Guilherme Gerais

Guilherme Gerais is a photographer from Brazil, currently doing a Master of Fine Arts Photography at the Royal School of Arts / KASK, Ghent - Belgium. The photographer has shown his work in festivals like Encontros da Imagem - Portugal, Fotografia Europea - Italy, Big Pictures/Cincinnati Art Museum - USA. His work has been published in GUP Magazine - The Netherlands, Der Greif - Germany,
Contact High Zine - Japan as well as in the publication 10x10 Photobooks in Latin America/USA.

Gerais' will launch his new project The Best of Mr. Chao this year at the photography festival BredaPhoto in the Netherlands. The "Robot Dog" and other selected works from this series Violet + Wilde are featured as a special edition. Please see "Robot Dog" in our section All Art.

On the series The Best of Mr. Chao

The Best of Mr. Chao aims to be a visual meditation on the future, dealing with invented situations, scientific discoveries at laboratories and universities, scenes of natural and artificial life, insects and microorganisms, robots and nest fragments. Through an interdisciplinary and non-linear narrative, the series gathers photographs on a certain scope: future, nature and technology or how we can perceive reality from the idea of a ‘Computable Universe’.

The intention is to show how these subjects meet and overlap in time and space, which are not determined in the series. This is because, often, the images appear to be from a distant past or part of an obsolete technology. Sometimes the images are shown within technological proposals that are still under development. And in other cases, they emerge from the imagination of the photographer about an idea of the “future”.

In this game about how technology looks at a certain time, the series also discusses how nature inspires man’s scientific progress. Through natural computation, experts have been using the ancestral knowledge, intelligence, organization, collective habits and the logic of swarms, with the objective of developing mechanisms that facilitate the daily life of human beings.

How a type of fungi named Slime Mold finds its food in the most accurate and efficient way have inspired many studies regarding how a ‘brainless’ organism can build networks as complex as the subway systems of a big city like Tokyo. Or how bumblebees, ants or cockroaches can be the inspiration for an algorithm, or the physical aspects of magnetic fields and spirals.

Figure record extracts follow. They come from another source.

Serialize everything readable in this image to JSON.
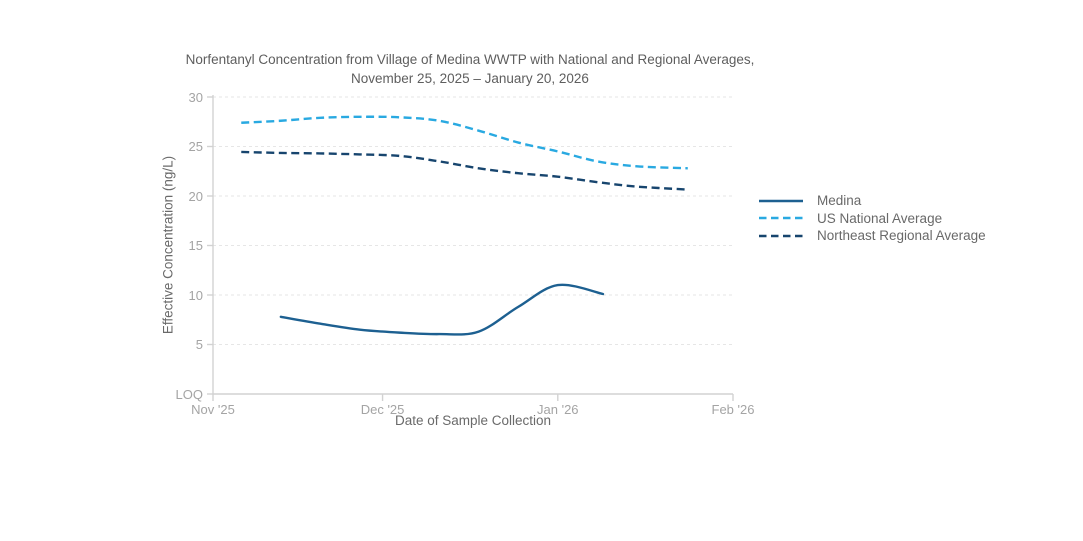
{
  "figure": {
    "background": "#ffffff"
  },
  "chart_data": {
    "type": "line",
    "title": "Norfentanyl Concentration from Village of Medina WWTP with National and Regional Averages,",
    "subtitle": "November 25, 2025 – January 20, 2026",
    "xlabel": "Date of Sample Collection",
    "ylabel": "Effective Concentration (ng/L)",
    "ylim": [
      0,
      30
    ],
    "x_domain": [
      "2025-11-01",
      "2026-02-01"
    ],
    "grid": true,
    "legend_position": "right",
    "y_ticks": [
      {
        "label": "LOQ",
        "value": 0
      },
      {
        "label": "5",
        "value": 5
      },
      {
        "label": "10",
        "value": 10
      },
      {
        "label": "15",
        "value": 15
      },
      {
        "label": "20",
        "value": 20
      },
      {
        "label": "25",
        "value": 25
      },
      {
        "label": "30",
        "value": 30
      }
    ],
    "x_ticks": [
      {
        "label": "Nov '25",
        "date": "2025-11-01"
      },
      {
        "label": "Dec '25",
        "date": "2025-12-01"
      },
      {
        "label": "Jan '26",
        "date": "2026-01-01"
      },
      {
        "label": "Feb '26",
        "date": "2026-02-01"
      }
    ],
    "series": [
      {
        "name": "Medina",
        "color": "#1d6091",
        "line_style": "solid",
        "x": [
          "2025-11-13",
          "2025-11-20",
          "2025-11-27",
          "2025-12-04",
          "2025-12-11",
          "2025-12-18",
          "2025-12-25",
          "2026-01-01",
          "2026-01-09"
        ],
        "values": [
          7.8,
          7.1,
          6.5,
          6.2,
          6.05,
          6.3,
          8.8,
          11.0,
          10.1
        ]
      },
      {
        "name": "US National Average",
        "color": "#29a9e1",
        "line_style": "dashed",
        "x": [
          "2025-11-06",
          "2025-11-13",
          "2025-11-20",
          "2025-11-27",
          "2025-12-04",
          "2025-12-11",
          "2025-12-18",
          "2025-12-25",
          "2026-01-01",
          "2026-01-08",
          "2026-01-15",
          "2026-01-24"
        ],
        "values": [
          27.4,
          27.6,
          27.9,
          28.0,
          27.95,
          27.6,
          26.6,
          25.4,
          24.5,
          23.5,
          23.0,
          22.8
        ]
      },
      {
        "name": "Northeast Regional Average",
        "color": "#17456e",
        "line_style": "dashed",
        "x": [
          "2025-11-06",
          "2025-11-13",
          "2025-11-20",
          "2025-11-27",
          "2025-12-04",
          "2025-12-11",
          "2025-12-18",
          "2025-12-25",
          "2026-01-01",
          "2026-01-08",
          "2026-01-15",
          "2026-01-24"
        ],
        "values": [
          24.45,
          24.35,
          24.3,
          24.2,
          24.05,
          23.5,
          22.8,
          22.3,
          21.95,
          21.4,
          20.95,
          20.65
        ]
      }
    ],
    "colors": {
      "grid": "#e6e6e6",
      "axis_line": "#d2d2d2",
      "tick_label": "#a4a4a4",
      "axis_title": "#6a6a6a",
      "title": "#5e5e5e",
      "legend_text": "#696969"
    }
  }
}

Central to these concepts is how these subjects meet and overlap in time and space, conflating the old with the new, the analogue with the digital, the obsolete with the cutting-edge (with an intentional dose of humor and improvisation).

Finally, The Best of Mr. Chao attempts “to reestablish our ties to non-human beings and to help us rediscover the playfulness and joy that can brighten the dark, strange loop we traverse”, as the philosopher Timothy Morton says.